2 tablespoons Olive oil
1 2 3/4-lb rack of venison, trimmed, boned, bones reserved
1 small Onion, chopped
1 small Leek, chopped
1 Carrot, chopped
4 cups Water
1-1/2 cups Dry red wine
1 cup Canned low-salt chicken broth
1 cup Canned beef broth
2 Bay leaves
1 Sprig fresh thyme
1 Garlic clove, chopped
6 Juniper berries
6 Whole black peppercorns
8 tablespoons (1 stick) chilled butter
1 lb Fresh wild mushrooms, stemmed, caps sliced
Yield: 4 Serving
Heat oil in heavy large Dutch oven over medium heat. Add bones; saute until beginning to brown, about 10 minutes. Add onion, leek and carrot; saute until golden, about 15 minutes. Add 4 cups water, wine, both broths, bay leaves, thyme, garlic, juniper berries and peppercorns. Bring to boil, scraping up any browned bits. Reduce heat to medium low; simmer 1-1/2 hours, skimming occasionally. Strain into heavy medium saucepan. Boil until reduced to 3/4 C, about 25 minutes. Season with salt and pepper.

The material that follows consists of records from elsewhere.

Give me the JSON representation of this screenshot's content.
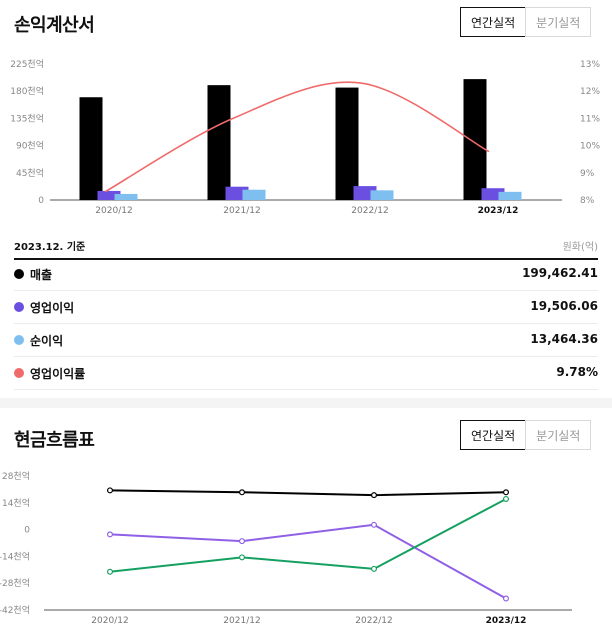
{
  "income": {
    "title": "손익계산서",
    "tabs": [
      {
        "label": "연간실적",
        "active": true
      },
      {
        "label": "분기실적",
        "active": false
      }
    ],
    "basis": "2023.12. 기준",
    "unit": "원화(억)",
    "legend": [
      {
        "label": "매출",
        "value": "199,462.41",
        "color": "#000000"
      },
      {
        "label": "영업이익",
        "value": "19,506.06",
        "color": "#6b4fe0"
      },
      {
        "label": "순이익",
        "value": "13,464.36",
        "color": "#7fbfef"
      },
      {
        "label": "영업이익률",
        "value": "9.78%",
        "color": "#f06a6a"
      }
    ]
  },
  "cashflow": {
    "title": "현금흐름표",
    "tabs": [
      {
        "label": "연간실적",
        "active": true
      },
      {
        "label": "분기실적",
        "active": false
      }
    ]
  },
  "chart_data": [
    {
      "type": "bar",
      "categories": [
        "2020/12",
        "2021/12",
        "2022/12",
        "2023/12"
      ],
      "highlight_category": "2023/12",
      "series": [
        {
          "name": "매출",
          "values": [
            170000,
            190000,
            186000,
            200000
          ],
          "color": "#000000"
        },
        {
          "name": "영업이익",
          "values": [
            15000,
            22000,
            23000,
            19500
          ],
          "color": "#6b4fe0"
        },
        {
          "name": "순이익",
          "values": [
            10000,
            17000,
            16000,
            13500
          ],
          "color": "#7fbfef"
        }
      ],
      "line_series": {
        "name": "영업이익률",
        "values": [
          8.3,
          11.0,
          12.3,
          9.78
        ],
        "color": "#f06a6a",
        "axis": "right"
      },
      "ylim": [
        0,
        225000
      ],
      "yticks": [
        0,
        45000,
        90000,
        135000,
        180000,
        225000
      ],
      "ytick_labels": [
        "0",
        "45천억",
        "90천억",
        "135천억",
        "180천억",
        "225천억"
      ],
      "y2lim": [
        8,
        13
      ],
      "y2ticks": [
        8,
        9,
        10,
        11,
        12,
        13
      ],
      "y2tick_labels": [
        "8%",
        "9%",
        "10%",
        "11%",
        "12%",
        "13%"
      ],
      "grid": false
    },
    {
      "type": "line",
      "categories": [
        "2020/12",
        "2021/12",
        "2022/12",
        "2023/12"
      ],
      "highlight_category": "2023/12",
      "series": [
        {
          "values": [
            20500,
            19500,
            18000,
            19500
          ],
          "color": "#000000"
        },
        {
          "values": [
            -2500,
            -6000,
            2500,
            -36000
          ],
          "color": "#8f5fe6"
        },
        {
          "values": [
            -22000,
            -14500,
            -20500,
            16000
          ],
          "color": "#14a060"
        }
      ],
      "ylim": [
        -42000,
        28000
      ],
      "yticks": [
        -42000,
        -28000,
        -14000,
        0,
        14000,
        28000
      ],
      "ytick_labels": [
        "-42천억",
        "-28천억",
        "-14천억",
        "0",
        "14천억",
        "28천억"
      ],
      "grid": false
    }
  ]
}
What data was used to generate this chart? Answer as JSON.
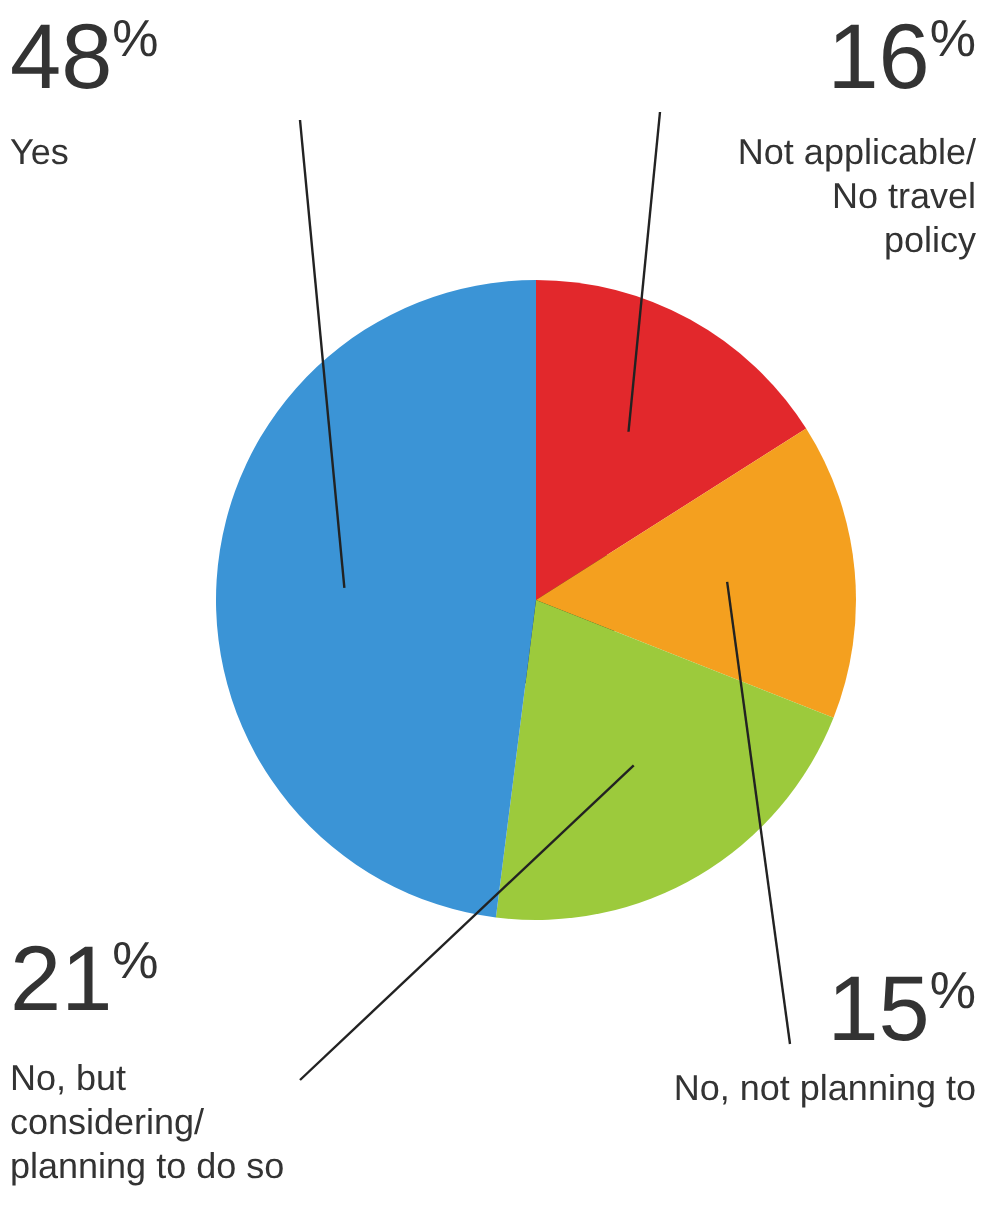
{
  "chart_data": {
    "type": "pie",
    "categories": [
      "Not applicable/ No travel policy",
      "No, not planning to",
      "No, but considering/ planning to do so",
      "Yes"
    ],
    "values": [
      16,
      15,
      21,
      48
    ],
    "colors": [
      "#e2282c",
      "#f4a01f",
      "#9cca3c",
      "#3b94d6"
    ],
    "data_labels": true,
    "value_labels": [
      "16$^{%}$",
      "15$^{%}$",
      "21$^{%}$",
      "48$^{%}$"
    ]
  }
}
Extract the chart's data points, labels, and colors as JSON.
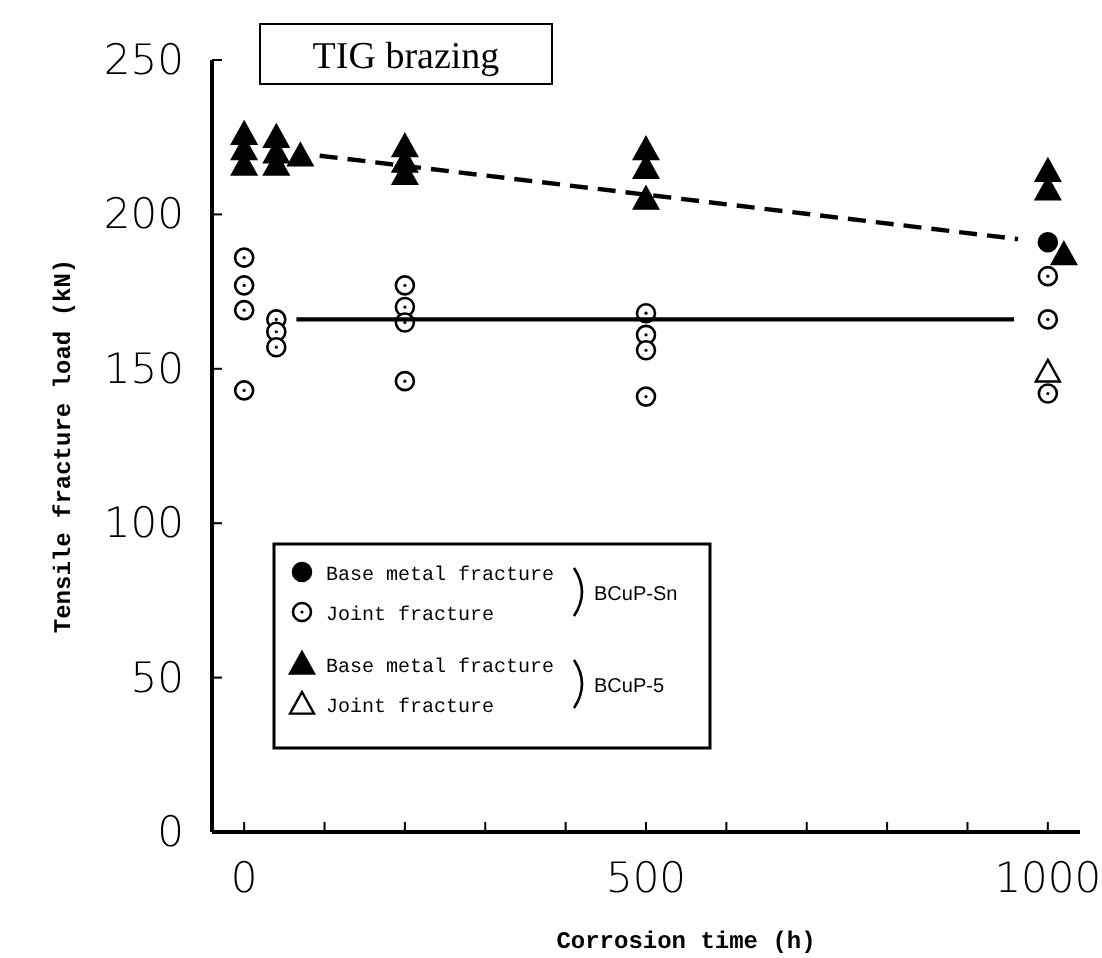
{
  "chart_data": {
    "type": "scatter",
    "title": "TIG brazing",
    "xlabel": "Corrosion time (h)",
    "ylabel": "Tensile fracture load (kN)",
    "xlim": [
      -40,
      1040
    ],
    "ylim": [
      0,
      250
    ],
    "xticks": [
      0,
      {
        "value": 100,
        "label": null
      },
      {
        "value": 200,
        "label": null
      },
      {
        "value": 300,
        "label": null
      },
      {
        "value": 400,
        "label": null
      },
      500,
      {
        "value": 600,
        "label": null
      },
      {
        "value": 700,
        "label": null
      },
      {
        "value": 800,
        "label": null
      },
      {
        "value": 900,
        "label": null
      },
      1000
    ],
    "yticks": [
      0,
      50,
      100,
      150,
      200,
      250
    ],
    "grid": false,
    "legend": "bottom left",
    "annotations": [
      "BCuP-Sn",
      "BCuP-5"
    ],
    "series": [
      {
        "name": "Base metal fracture",
        "color": "#000000",
        "marker": "circle",
        "x": [
          1000
        ],
        "values": [
          191
        ]
      },
      {
        "name": "Joint fracture",
        "color": "#ffffff",
        "marker": "circle",
        "x": [
          0,
          0,
          0,
          0,
          40,
          40,
          40,
          200,
          200,
          200,
          200,
          500,
          500,
          500,
          500,
          1000,
          1000,
          1000
        ],
        "values": [
          186,
          177,
          169,
          143,
          166,
          162,
          157,
          177,
          170,
          165,
          146,
          168,
          161,
          156,
          141,
          180,
          166,
          142
        ]
      },
      {
        "name": "Base metal fracture",
        "color": "#000000",
        "marker": "triangle",
        "x": [
          0,
          0,
          0,
          40,
          40,
          40,
          70,
          200,
          200,
          200,
          500,
          500,
          500,
          1000,
          1000,
          1020
        ],
        "values": [
          226,
          221,
          216,
          225,
          220,
          216,
          219,
          222,
          217,
          213,
          221,
          215,
          205,
          214,
          208,
          187
        ]
      },
      {
        "name": "Joint fracture",
        "color": "#ffffff",
        "marker": "triangle",
        "x": [
          1000
        ],
        "values": [
          149
        ]
      },
      {
        "type": "line",
        "color": "#000000",
        "line_style": "dashed",
        "x": [
          94,
          963
        ],
        "values": [
          219,
          192
        ]
      },
      {
        "type": "line",
        "color": "#000000",
        "line_style": "solid",
        "x": [
          65,
          958
        ],
        "values": [
          166,
          166
        ]
      }
    ]
  }
}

Preheat oven to 425’F. Melt 2 tablespoons butter in heavy large ovenproof skillet over medium-high heat. Season venison with salt and pepper. Add to skillet; brown on all sides, about 8 minutes. Transfer to oven; roast venison until thermometer inserted into thickest part registers 130’F for medium rare, about 15 minutes. Transfer to platter; tent with foil.
Melt 2 tablespoons butter in same skillet over medium-high heat. Add mushrooms; saute until tender about 5 minutes. Season with salt and pepper. Bring sauce to simmer. Remove from heat. Add remaining 4 tablespoons butter, 1 tablespoon at a time, whisking just until melted. Serve venison with mushrooms and sauce.